Discussion in 'Wall St. News' started by makloda, Jun 10, 2008.

  1. When will Fuld resign? Does he do more damage than good by refusing to let go?

    http://www.marketwatch.com/news/sto...x?guid={9365D197-EDB3-4AE7-ADE5-7239512AD010}

    Unlike Lehman's competitors -- Citigroup Inc., Merrill Lynch & Co. and Morgan Stanley -- Fuld was already playing it safe, using hedges to ease risk. But Lehman was the biggest underwriter of subprime debt in 2006, and the nation's fourth-biggest investment bank refrained from shedding the junk or writing it off fast enough.
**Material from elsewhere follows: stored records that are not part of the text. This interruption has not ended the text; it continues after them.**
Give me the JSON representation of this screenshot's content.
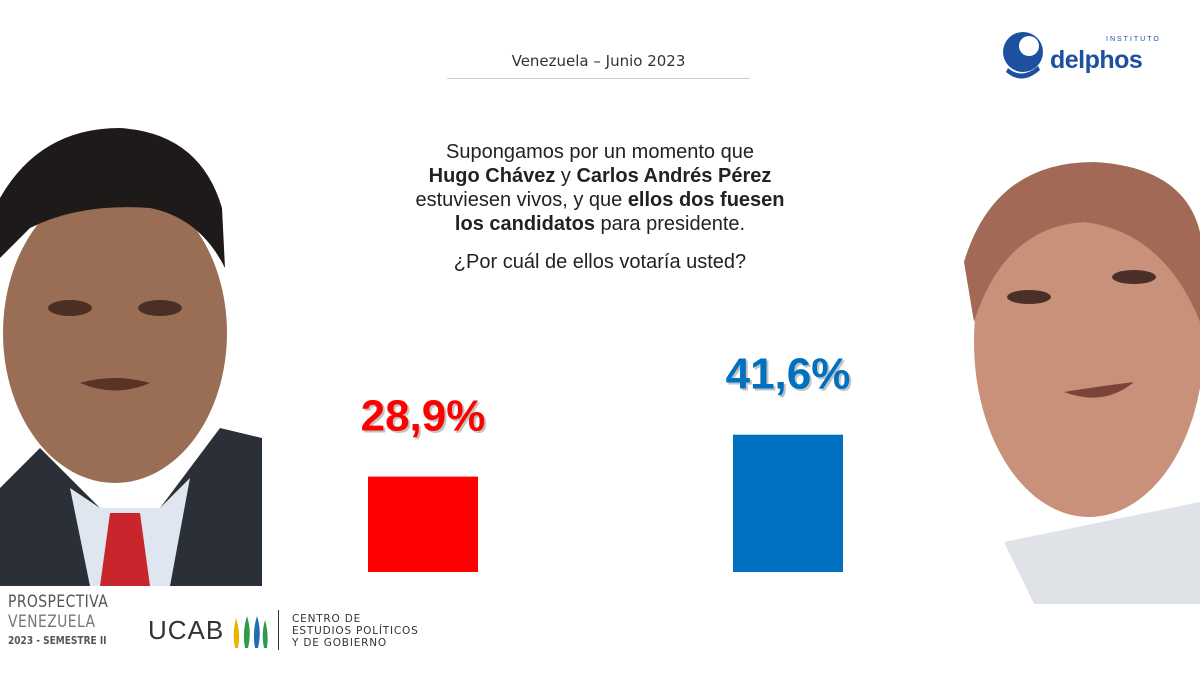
{
  "header": {
    "title": "Venezuela  –  Junio 2023"
  },
  "logo": {
    "instituto": "INSTITUTO",
    "name": "delphos"
  },
  "question": {
    "line1": "Supongamos por un momento que",
    "name1": "Hugo Chávez",
    "connector": " y ",
    "name2": "Carlos Andrés Pérez",
    "line3_start": "estuviesen vivos, y que ",
    "line3_bold": "ellos dos fuesen",
    "line4_bold": "los candidatos",
    "line4_end": " para presidente.",
    "question": "¿Por cuál de ellos votaría usted?"
  },
  "chart_data": {
    "type": "bar",
    "categories": [
      "",
      ""
    ],
    "values": [
      28.9,
      41.6
    ],
    "value_labels": [
      "28,9%",
      "41,6%"
    ],
    "colors": [
      "#ff0000",
      "#0070c0"
    ],
    "title": "",
    "xlabel": "",
    "ylabel": "",
    "grid": false
  },
  "photos": {
    "left": "person-photo",
    "right": "person-photo"
  },
  "footer": {
    "prospectiva_1": "PROSPECTIVA",
    "prospectiva_2": "VENEZUELA",
    "prospectiva_3": "2023 - SEMESTRE II",
    "ucab": "UCAB",
    "centro_1": "CENTRO DE",
    "centro_2": "ESTUDIOS POLÍTICOS",
    "centro_3": "Y DE GOBIERNO"
  }
}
    These moves, because they were different, naturally invoked a lot of criticism. Analysts, a sheepish bunch by nature, furrowed their brows, but didn't do much more than that. Sell ratings were washing over Wall Street. It was hard to single Lehman out as something worse. Everybody looked bad. It was a backwards beauty contest with world-class talent. By March, Lehman was helped and hurt by its smaller rival Bear Stearns Cos. Bear made Lehman look good, because the former was better diversified, hadn't had an unprofitable quarter and, not least, had Dick Fuld at the helm.

    But Bear and its collapse also suggested how fragile these institutions had actually become. Bear disappeared in about three days after counterparties began bailing out. Before it was even over, these panicked investors began looking at the next weakest link: Lehman. Lehman received a temporary reprieve from the Federal Reserve's decision to lend to brokerages. To many, the government's backing would allow Fuld to give the go-ahead to raise capital, sell assets and unwind some of the poison in its system.
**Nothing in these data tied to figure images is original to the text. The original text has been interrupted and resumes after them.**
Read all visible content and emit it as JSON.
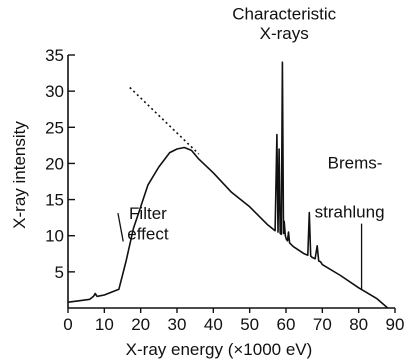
{
  "chart_data": {
    "type": "line",
    "title": "",
    "xlabel": "X-ray energy (×1000 eV)",
    "ylabel": "X-ray intensity",
    "xlim": [
      0,
      90
    ],
    "ylim": [
      0,
      35
    ],
    "xticks": [
      0,
      10,
      20,
      30,
      40,
      50,
      60,
      70,
      80,
      90
    ],
    "yticks": [
      5,
      10,
      15,
      20,
      25,
      30,
      35
    ],
    "grid": false,
    "series": [
      {
        "style": "solid",
        "x": [
          0,
          3,
          6,
          7,
          7.5,
          8,
          9,
          10,
          12,
          14,
          16,
          18,
          20,
          22,
          25,
          28,
          30,
          32,
          34,
          36,
          40,
          45,
          50,
          55,
          57,
          57.5,
          57.8,
          58.1,
          58.4,
          58.7,
          59.0,
          59.3,
          59.5,
          59.8,
          60.1,
          60.4,
          60.7,
          61.0,
          62,
          65,
          66.0,
          66.4,
          66.8,
          67.2,
          68,
          68.6,
          69.0,
          69.5,
          70,
          75,
          80,
          85,
          88
        ],
        "y": [
          0.8,
          1.0,
          1.2,
          1.6,
          2.0,
          1.6,
          1.7,
          1.8,
          2.2,
          2.6,
          6.5,
          11.0,
          14.0,
          17.0,
          19.5,
          21.5,
          22.0,
          22.2,
          21.8,
          20.6,
          18.7,
          16.0,
          14.0,
          11.5,
          10.7,
          24.0,
          10.5,
          22.0,
          10.3,
          10.2,
          34.0,
          10.3,
          12.0,
          10.0,
          9.5,
          9.3,
          10.5,
          9.0,
          8.5,
          7.5,
          7.3,
          13.2,
          7.2,
          7.0,
          6.8,
          8.6,
          6.5,
          6.4,
          6.0,
          4.5,
          2.8,
          1.3,
          0
        ]
      },
      {
        "style": "dotted",
        "x": [
          17,
          36
        ],
        "y": [
          30.5,
          21.3
        ]
      }
    ],
    "annotations": [
      {
        "text": "Characteristic",
        "x": 59.5,
        "y": 39.9
      },
      {
        "text": "X-rays",
        "x": 59.5,
        "y": 37.2
      },
      {
        "text": "Filter",
        "x": 22,
        "y": 12.3,
        "leader_to": [
          15.2,
          9.2
        ]
      },
      {
        "text": "effect",
        "x": 22,
        "y": 9.5
      },
      {
        "text": "Brems-",
        "x": 79,
        "y": 19.3
      },
      {
        "text": "strahlung",
        "x": 77.5,
        "y": 12.5,
        "leader_to": [
          80.8,
          2.5
        ]
      }
    ]
  }
}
    But it either didn't happen or didn't happen fast enough. And pretty soon, David Einhorn, a hedge fund manager at Greenlight Capital, was pounding Lehman in speeches, interviews and on TV. Einhorn was honest. He was shorting the stock, but he also had the numbers to back him up.
    By Monday, Fuld and Lehman had been forced to do what they had been avoiding for a year, raising close to $6 billion in cash by selling a big stake in the firm. The move was aimed at restoring confidence to Lehman in the markets, but it also clobbered investors who had watched their stakes shrink by more than half in less than a year.

    Einhorn, however, isn't finished. He rightly points out that the number that may ultimately do in Lehman is $65 billion. That's the amount of hard-to-sell assets still on its balance sheet. Fuld could have been writing this junk off over the last year just like his rivals, but again, Dick Fuld doesn't operate like his peers.

    So, where does this leave Dick Fuld? Or more precisely, should investors do as their counterparts have done at Citigroup, Merrill, UBS AG and throw the bums out? This is a tough call. Fuld's been through this before. He leads Lehman like an army and there are few who have the tough-guy reputation that Fuld brings to the office every day.

    He is the longest-serving CEO of the big five investment banks on Wall Street. He turned Lehman from a bond shop into a supermarket of financial services. No one knows the culture at Lehman better -- after 25 years at the helm there's no arguing about who's responsible for that culture.
    The Lehman culture is one, up until recently, known for its risk management. Under Fuld, Lehman survived the early '90s mortgage crisis and Internet bubble pop in 2001. Rumors of insolvency swept Lehman in 1998 because the firm had been associated with Long-Term Capital Management. Fuld forcefully fought them off.

    And the diversification that was supposed to distinguish Lehman from Bear is a very real thing. Lehman is a big mutual fund company, after its acquisition of Neuberger Berman and more than half of Lehman's profits come from overseas. Few would argue the effectiveness of diversification these days. Dick Fuld is responsible for it happening at Lehman.
    But Fuld also is the man chiefly responsible for Lehman's decision to go all in with subprime mortgages.

    He also has been recognized for his performance. He was paid $22 million in 2007 and handed $41 million in restricted stock -- and that represented a substantial pay cut. He was given a package worth $51 million the prior year. He's also kept his job when other CEOs such as Stan O'Neal at Merrill and Thompson at Wachovia have been pushed out for delivering the same kind of performance.
    Merrill, under John Thain, and Citigroup, under Vikram Pandit, have benefited from the fresh approaches and assessments that a change in leadership brings. Thain and Pandit have been willing to seek capital and cut losses while long-time CEOs such as Fuld seem to adjust the balance sheet only when forced.

    It's for these reasons that Fuld should lead the Lehman army forward -- by making his own retreat.
     
  2. WSJ

    Maurice R. "Hank" Greenberg, former American International Group Inc. chief executive, said Monday on CNBC that the giant insurer should change its board of directors and management. "The company is falling apart," he said.